洋人看王蒙(1934-)

(選自Multicultural Writers Since 1945 AN-A-T0-Z Guide
作者M. Cristina Pisceotta)

譯者:周台榮

一九八六任職文化部長(八九年天安門事件免職),王蒙曾在政治管理及文學事業擔任要職。具作家兼文學反動最活躍的人物,他譴責當局被貼上「右翼」份子(一九五七),由於他的言論惡劣及直評中共政權;最初寫新聞報導式小說,一針見血且具腐蝕性的幽默。一九六○年代,文風改變,偏輭性化及通盤性語調,但仍遭打壓,標上「嗅美」文學乃由於過多西方味類似五四搞文化革新(一九一九)─所謂政風美雨。而王蒙這一代人,正碰上悲劇及文化大革命的煎虐時期,直到八○年代才允許出國。因此他們對西方文學的知識相當間接,更糟的是當局反對。在一次嚴酷的批鬥,一九六三下放新疆,他學習維吾爾語,一九七三年在烏魯木齊作維吾爾文學翻譯。十四歲那年就加入共產黨,到一九七八年再平反回到中央政治局。此後,政治及文學官位步步高升,僅管多年的再教育,王蒙主張兩手自由,一手文學創作條件,另一手作家享有自由,同時負有責任。王精於英美文學,他大量譯介五○、六○年代的意識流寫法的文評家及作家─有Melvin Friedman, Robert Scholes, Dorrit Cohn的理論,作品出自Henry James, William Faulkner, James Joyce及Virginia Woolf。

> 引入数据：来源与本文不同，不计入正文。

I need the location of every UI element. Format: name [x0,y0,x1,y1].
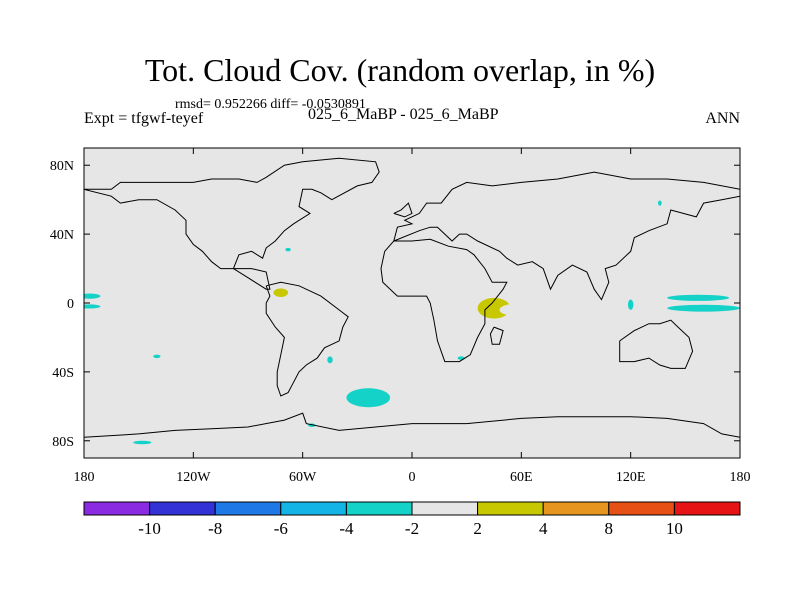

毫無疑問,王蒙介紹「意識流的敘事」是現代派文學最具創意的一支,是在四人幫倒台那年誔生(一九七六)。王受美式意識流文學啟發,不僅在理論和技巧,同時在專用詞語。他的語意實驗,新的敘事技巧,不同文學觀的開創去克服老式的寫作法。
 王的作品自一九七八─八四精彩的部份有王蒙選集四冊(一九八九)包括文學評論,故事多篇(代表性有夜之眼、北風、蝴蝶、春之聲、海之夢)。
 八十年代,王終於能出國,德國、美國、墨西哥及蘇聯;九○年代更多次出訪。作品譯成多國語言發行,得過不同獎多種,如Mondello獎,當上了中國作協副主席,兩份文學刊物總編(中國筆及人民文學);王蒙有興趣於分析「生命的複雜性」,中、西文化比較,當代中國之轉型有多樣好處及相應的損失。除了含諷式的幽默,其文風定性為無暇癡邏輯,精確之隱喻,讀者經常因他的反思及思維之準確而震驚。
 從毛時期的文學現象,內容不僅變更,更大的意義是風格及結構。新的敘事技巧,作家們擺脫了文革期的僵化。內容著重複雜,正反面考量,非邏輯性,而曾經相當單純,一面倒的形式極少見到了。對社會觀察不再霧裡看花,而在底層探索,故事核心人物的內心思維為著力點。
 在新的敘事結構,因果關係,時空次序不再重視,而是隨人物內心之變化而變化。最終,語言也同時深刻地隨結構變化而變化。常常是隱喻、象徵及抽象形式。這些特性,在詩、戲劇、小說中表現出來。到一九八○年代現代文學的出現,作家有少數模範,又在西方意識流的技巧學習,早已看到內心獨語的特色,情節不再講究,著眼於個人心理層面,而說教性的東西不多見了。